During any job search, job seekers are advised to do thorough research on the companies they’d like to work for. Reviewing a job description and perusing the company website are not necessarily indicators as to whether or not you’re a good fit for a particular company. 

The October issue of Inc. magazine highlighted “Five Questions Great Job Candidates Ask.” The questions, extracted from an article in the magazine’s August 6 issue, include:

  • What do you expect me to accomplish in the first 60 days to 90 days?
  • What are the common attributes of your top performers?
  • What are a few things that drive results for the company?

Questions such as these not only let the hiring manager know you’re ready to hit the ground running, they also help job seekers assess their ability to meet the needs of the company. By finding out what would be expected of you in the first 60-to-90 days, you give yourself time to develop a strategy and start your new job with confidence.

Similarly, getting the employer’s perspective about things that drive results for the company gives you an opportunity to directly address this in your thank you letter, which should be sent 24-hours following the interview.  That 24-hour window allows you to develop a way to articulate how you would drive results for the company and share your short and long-term goals.  Your strategy should include a road map to how you would reach your goal.

In general, the best questions to ask an interviewer are those that help you determine if the job fits in with your professional goals and career path. 

Some questions you might consider asking during an interview include:?

  • Can you describe the company culture?
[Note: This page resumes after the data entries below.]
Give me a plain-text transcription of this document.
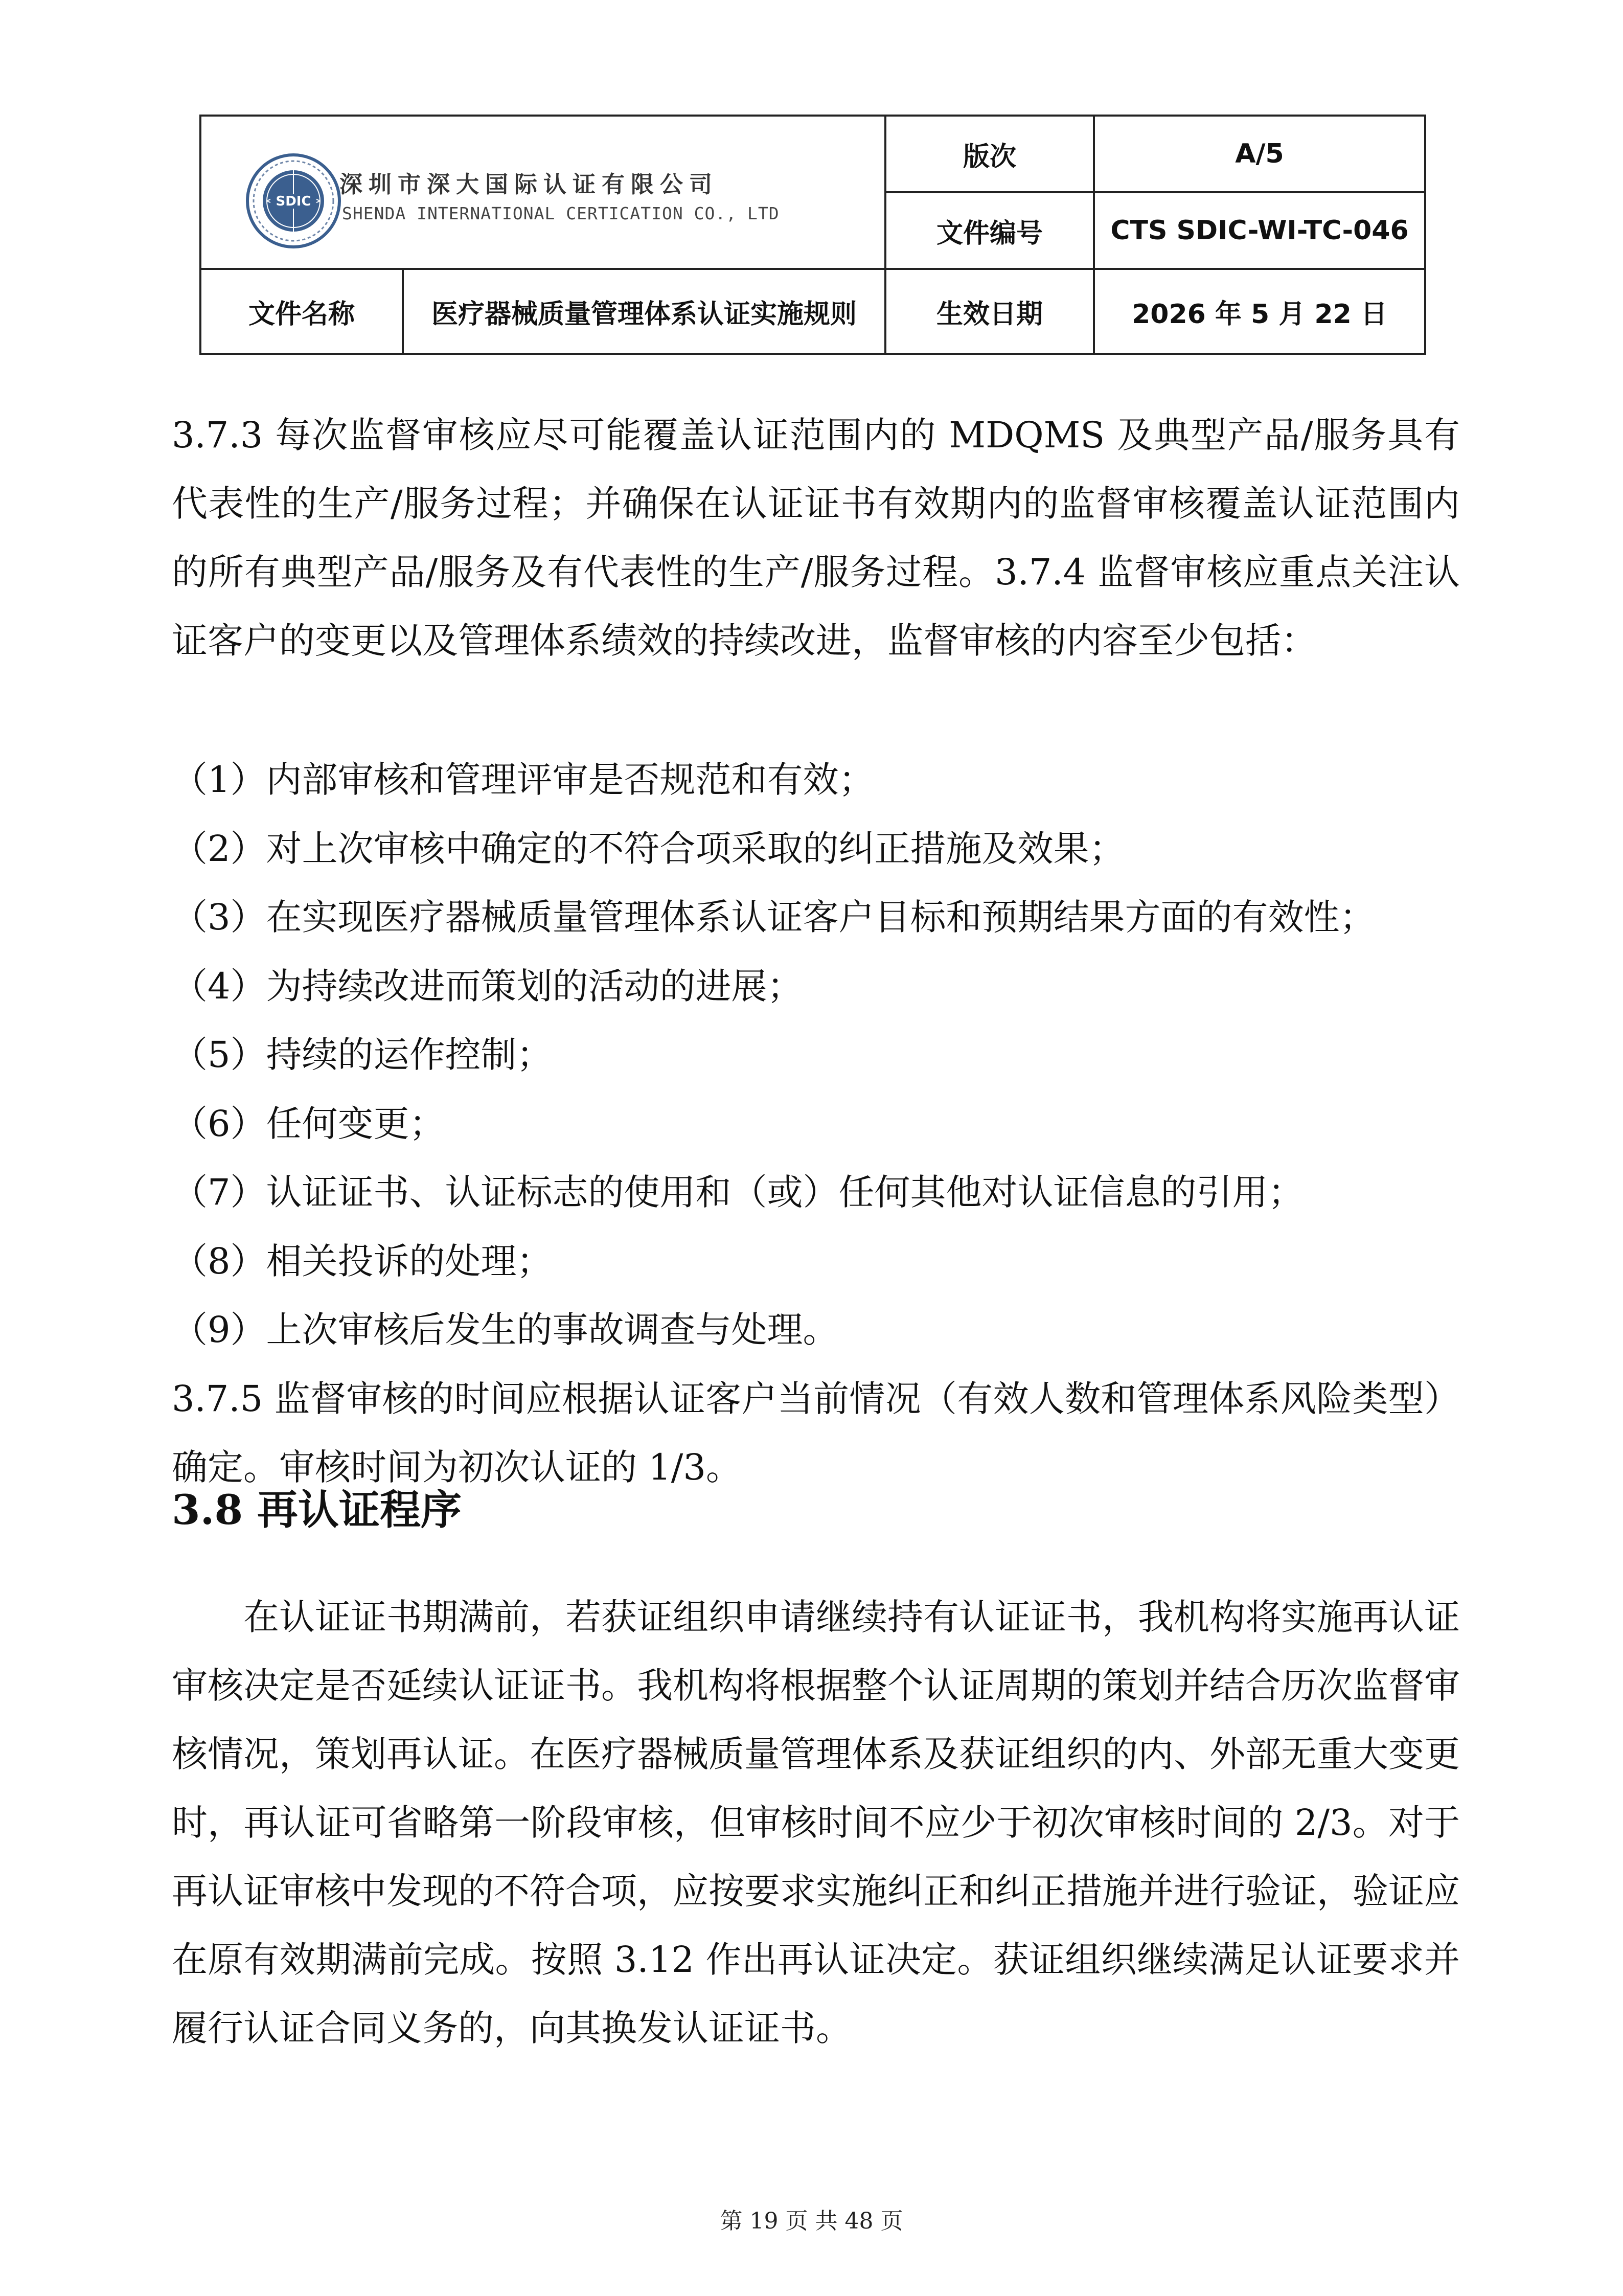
SDIC
深圳市深大国际认证有限公司
SHENDA INTERNATIONAL CERTICATION CO., LTD		版次	A/5
		文件编号	CTS SDIC-WI-TC-046
文件名称	医疗器械质量管理体系认证实施规则	生效日期	2026 年 5 月 22 日

3.7.3 每次监督审核应尽可能覆盖认证范围内的 MDQMS 及典型产品/服务具有代表性的生产/服务过程；并确保在认证证书有效期内的监督审核覆盖认证范围内的所有典型产品/服务及有代表性的生产/服务过程。3.7.4 监督审核应重点关注认证客户的变更以及管理体系绩效的持续改进，监督审核的内容至少包括：

（1）内部审核和管理评审是否规范和有效；

（2）对上次审核中确定的不符合项采取的纠正措施及效果；

（3）在实现医疗器械质量管理体系认证客户目标和预期结果方面的有效性；

（4）为持续改进而策划的活动的进展；

（5）持续的运作控制；

（6）任何变更；

（7）认证证书、认证标志的使用和（或）任何其他对认证信息的引用；

（8）相关投诉的处理；

（9）上次审核后发生的事故调查与处理。

3.7.5 监督审核的时间应根据认证客户当前情况（有效人数和管理体系风险类型）确定。审核时间为初次认证的 1/3。

3.8 再认证程序

在认证证书期满前，若获证组织申请继续持有认证证书，我机构将实施再认证审核决定是否延续认证证书。我机构将根据整个认证周期的策划并结合历次监督审核情况，策划再认证。在医疗器械质量管理体系及获证组织的内、外部无重大变更时，再认证可省略第一阶段审核，但审核时间不应少于初次审核时间的 2/3。对于再认证审核中发现的不符合项，应按要求实施纠正和纠正措施并进行验证，验证应在原有效期满前完成。按照 3.12 作出再认证决定。获证组织继续满足认证要求并履行认证合同义务的，向其换发认证证书。

第 19 页 共 48 页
This question is important because it will help you identify whether or not the company is a good fit for your work style and personality.  Even if you’re qualified for the position, if the values and work environment don’t line up, it might lead to a tense experience.?
  • What do you look for in a qualified candidate? Depending on how the interviewer responds, you should be prepared to answer how you fit this description. To respond effectively, you must know your strengths and how they benefit the company. Is one of the requirements “strong writing skills?” If yes, refer to written and published work. It is also helpful to bring copies of work relevant to the position. 
  • Why is the position vacant? This is a question for the Human Resource Manager.  Ask this question to find out exactly why the position is available. If it’s a new position, this could be a sign that the organization is expanding or management identified a need that needs to be filled.  Maybe the previous employee got promoted. If that’s the case, find out what they did right.?
  • What are the next steps? This will give you some insight regarding the stage of the interview process. It is likely that the hiring manager will let you know where they are in the hiring process. Request a business card so that you can follow-up with a thank you note. 
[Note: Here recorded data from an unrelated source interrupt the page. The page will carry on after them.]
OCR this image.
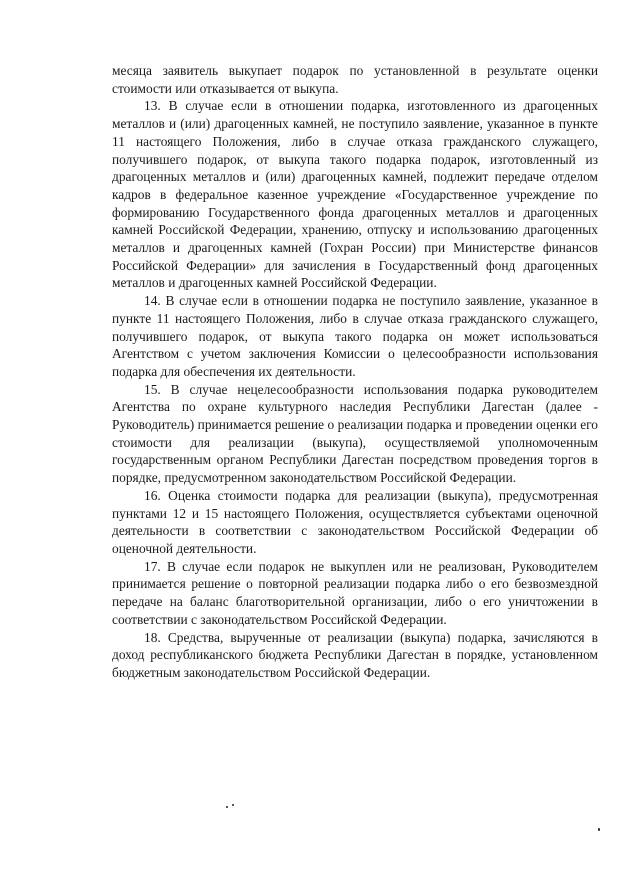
месяца заявитель выкупает подарок по установленной в результате оценки стоимости или отказывается от выкупа.

13. В случае если в отношении подарка, изготовленного из драгоценных металлов и (или) драгоценных камней, не поступило заявление, указанное в пункте 11 настоящего Положения, либо в случае отказа гражданского служащего, получившего подарок, от выкупа такого подарка подарок, изготовленный из драгоценных металлов и (или) драгоценных камней, подлежит передаче отделом кадров в федеральное казенное учреждение «Государственное учреждение по формированию Государственного фонда драгоценных металлов и драгоценных камней Российской Федерации, хранению, отпуску и использованию драгоценных металлов и драгоценных камней (Гохран России) при Министерстве финансов Российской Федерации» для зачисления в Государственный фонд драгоценных металлов и драгоценных камней Российской Федерации.

14. В случае если в отношении подарка не поступило заявление, указанное в пункте 11 настоящего Положения, либо в случае отказа гражданского служащего, получившего подарок, от выкупа такого подарка он может использоваться Агентством с учетом заключения Комиссии о целесообразности использования подарка для обеспечения их деятельности.

15. В случае нецелесообразности использования подарка руководителем Агентства по охране культурного наследия Республики Дагестан (далее - Руководитель) принимается решение о реализации подарка и проведении оценки его стоимости для реализации (выкупа), осуществляемой уполномоченным государственным органом Республики Дагестан посредством проведения торгов в порядке, предусмотренном законодательством Российской Федерации.

16. Оценка стоимости подарка для реализации (выкупа), предусмотренная пунктами 12 и 15 настоящего Положения, осуществляется субъектами оценочной деятельности в соответствии с законодательством Российской Федерации об оценочной деятельности.

17. В случае если подарок не выкуплен или не реализован, Руководителем принимается решение о повторной реализации подарка либо о его безвозмездной передаче на баланс благотворительной организации, либо о его уничтожении в соответствии с законодательством Российской Федерации.

18. Средства, вырученные от реализации (выкупа) подарка, зачисляются в доход республиканского бюджета Республики Дагестан в порядке, установленном бюджетным законодательством Российской Федерации.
As mentioned previously, the interview is a two-way conversation. While you want to do your best to articulate your skills, strength and ability to adequately do the job, it is imperative that you also understand your value to the potential employer and its mission.  

When, at the conclusion of the interview, the interviewer asks “Do you have any questions for me?” be prepared. Do your research and ask questions relevant to the position. The interviewer wants you to ask questions, so take advantage of this opportunity to learn more about the position, the employer and future colleagues. Remember; send a thank-you note no more than 24-hours following the interview (e-mail is acceptable) reiterating your interest in the position, as well as reasons why you’re the most qualified candidate. 

Don’t be discouraged if you don’t get that initial job offer. Every interview is a learning experience and has the potential to make you a more viable candidate.